Agora, passando para as outras expressões contidas nesse mesmo contexto, no evangelho de Marcos, obrigatoriamente também concluiremos que elas devem ser entendidas metaforicamente: “vereis o Filho do Homem vindo nas nuvens”..., “enviará os anjos aos quatro cantos da terra e reunirá os eleitos de Deus de uma extremidade a outra...”, “essa geração não passará até que isso aconteça”... São frases que precisam ser relidas e reinterpretadas no seu significado cultural e religioso, na mesma proporção em que fizemos com as afirmações de conteúdo cosmológico. Com certeza, Jesus não aparecerá sentado numa nuvem, os anjos não tocarão trombetas ensurdecedoras para despertarem os mortos e os reunirem aos vivos, pois se forem somadas as quantidades de seres humanos de todas as épocas, veremos que não haveria espaço físico suficiente no planeta terra para conter tanta gente. A geração que não passará não é a geração cronológica, mas a “gens” humana. E aqui está a afirmação mais grave. Eu entendo aqui que a ganância dos seres humanos vai terminar por inviabilizar a vida terrestre. No ritmo que as coisas estão acontecendo, isso parece que não vai demorar muito. A sucessão de desastres ecológicos provocados pela irracionalidade e a ambição de alguns irresponsáveis irá, isso é certo, por um fim na humanidade. E aí sim, teremos o “final dos tempos”. Não do modo literal como está descrito no texto do evangelista Marcos, mas no sentido de que, com a extinção dos seres humanos, o tempo realmente se extinguirá, porque não haverá mais seres humanos com consciência e racionalidade para reconhecê-lo e contabilizá-lo.

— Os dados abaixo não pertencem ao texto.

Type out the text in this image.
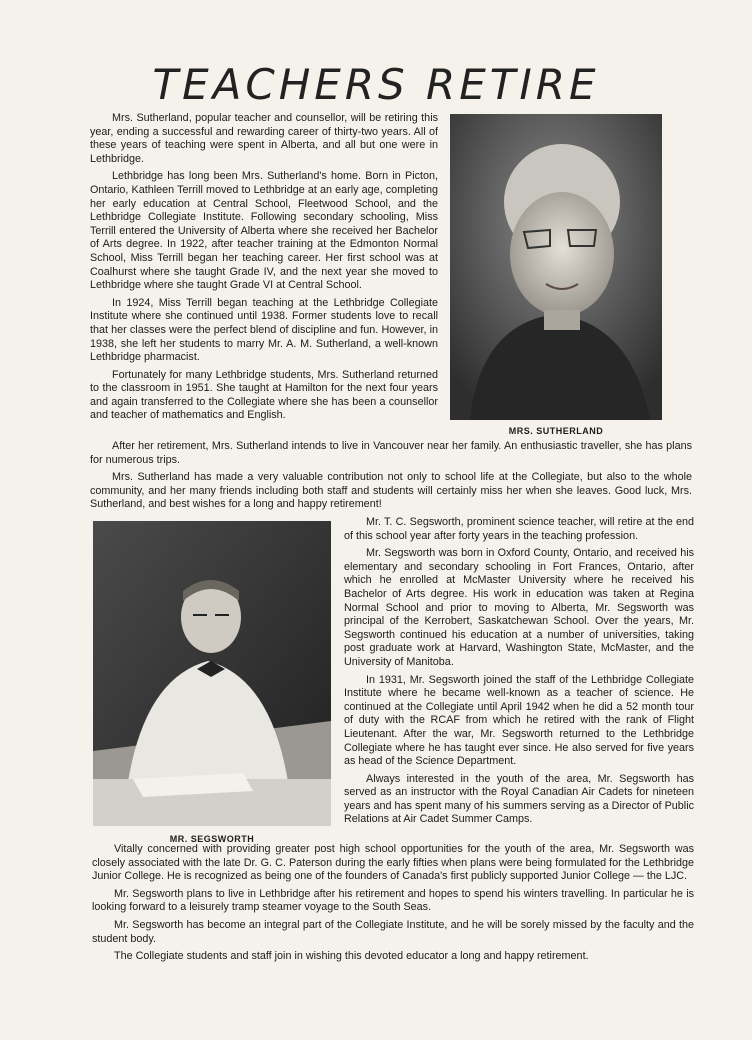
TEACHERS RETIRE

Mrs. Sutherland, popular teacher and counsellor, will be retiring this year, ending a successful and rewarding career of thirty-two years. All of these years of teaching were spent in Alberta, and all but one were in Lethbridge.

Lethbridge has long been Mrs. Sutherland's home. Born in Picton, Ontario, Kathleen Terrill moved to Lethbridge at an early age, completing her early education at Central School, Fleetwood School, and the Lethbridge Collegiate Institute. Following secondary schooling, Miss Terrill entered the University of Alberta where she received her Bachelor of Arts degree. In 1922, after teacher training at the Edmonton Normal School, Miss Terrill began her teaching career. Her first school was at Coalhurst where she taught Grade IV, and the next year she moved to Lethbridge where she taught Grade VI at Central School.

In 1924, Miss Terrill began teaching at the Lethbridge Collegiate Institute where she continued until 1938. Former students love to recall that her classes were the perfect blend of discipline and fun. However, in 1938, she left her students to marry Mr. A. M. Sutherland, a well-known Lethbridge pharmacist.

Fortunately for many Lethbridge students, Mrs. Sutherland returned to the classroom in 1951. She taught at Hamilton for the next four years and again transferred to the Collegiate where she has been a counsellor and teacher of mathematics and English.

MRS. SUTHERLAND

After her retirement, Mrs. Sutherland intends to live in Vancouver near her family. An enthusiastic traveller, she has plans for numerous trips.

Mrs. Sutherland has made a very valuable contribution not only to school life at the Collegiate, but also to the whole community, and her many friends including both staff and students will certainly miss her when she leaves. Good luck, Mrs. Sutherland, and best wishes for a long and happy retirement!

MR. SEGSWORTH

Mr. T. C. Segsworth, prominent science teacher, will retire at the end of this school year after forty years in the teaching profession.

Mr. Segsworth was born in Oxford County, Ontario, and received his elementary and secondary schooling in Fort Frances, Ontario, after which he enrolled at McMaster University where he received his Bachelor of Arts degree. His work in education was taken at Regina Normal School and prior to moving to Alberta, Mr. Segsworth was principal of the Kerrobert, Saskatchewan School. Over the years, Mr. Segsworth continued his education at a number of universities, taking post graduate work at Harvard, Washington State, McMaster, and the University of Manitoba.

In 1931, Mr. Segsworth joined the staff of the Lethbridge Collegiate Institute where he became well-known as a teacher of science. He continued at the Collegiate until April 1942 when he did a 52 month tour of duty with the RCAF from which he retired with the rank of Flight Lieutenant. After the war, Mr. Segsworth returned to the Lethbridge Collegiate where he has taught ever since. He also served for five years as head of the Science Department.

Always interested in the youth of the area, Mr. Segsworth has served as an instructor with the Royal Canadian Air Cadets for nineteen years and has spent many of his summers serving as a Director of Public Relations at Air Cadet Summer Camps.

Vitally concerned with providing greater post high school opportunities for the youth of the area, Mr. Segsworth was closely associated with the late Dr. G. C. Paterson during the early fifties when plans were being formulated for the Lethbridge Junior College. He is recognized as being one of the founders of Canada's first publicly supported Junior College — the LJC.

Mr. Segsworth plans to live in Lethbridge after his retirement and hopes to spend his winters travelling. In particular he is looking forward to a leisurely tramp steamer voyage to the South Seas.

Mr. Segsworth has become an integral part of the Collegiate Institute, and he will be sorely missed by the faculty and the student body.

The Collegiate students and staff join in wishing this devoted educator a long and happy retirement.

Importa aqui assinalar também que Jesus, naquela ocasião e de forma profética, se referia à destruição de Jerusalém, por causa da infidelidade do povo judeu e pelo fato de não o terem reconhecido como o Messias esperado. A Jerusalém histórica, com efeito, foi destruída pelo exército romano no ano 70 anos depois de Cristo. A “grande tribulação” a que Jesus se referiu no seu discurso metafórico se reportava, em primeiro lugar, à profanação do templo de Salomão pelos romanos, o que iria causar (como de fato causou) grande comoção para os judeus. Mas após a destruição dessa Jerusalém de pedras e tijolos, ergueu-se outra Jerusalém simbólica, atemporal e espiritual, que é a Igreja de Cristo, que veio substituir e firmar-se sobre as ruínas do templo salomônico.


Aqui nesse contexto se encaixa o texto da segunda leitura, da carta aos Hebreus (Hb 10, 11-12): “Todo sacerdote se apresenta diariamente para celebrar o culto, oferecendo muitas vezes os mesmos sacrifícios, incapazes de apagar os pecados. Cristo, ao contrário, depois de ter oferecido um sacrifício único pelos pecados, sentou-se para sempre à direita de Deus.” Os cultos ofertados no templo de Salomão não têm comparação com a oferenda de Cristo, que foi única e definitiva. A redenção operada por ele transformou aquela Jerusalém de pedras e tijolos em um templo imperecível, que não está mais situado num espaço geográfico, mas no coração de todos aqueles que creem. E os salvos não estão mais inscritos “num Livro”, como disse o profeta Daniel, mas estão espalhados por todos os confins da terra, reunidos sob a presença mística de Cristo, que afirmou: onde houver dois ou mais reunidos em meu nome, eu estarei ali presente. Não é mais necessário se deslocar até uma Jerusalém geográfica ou até o templo físico, porque a Jerusalém celeste e o templo espiritual estão onde estiverem os cristãos unidos em sua fé. Essa é a grande diferença. Essa é a verdadeira realidade que representa o conjunto das coisas futuras.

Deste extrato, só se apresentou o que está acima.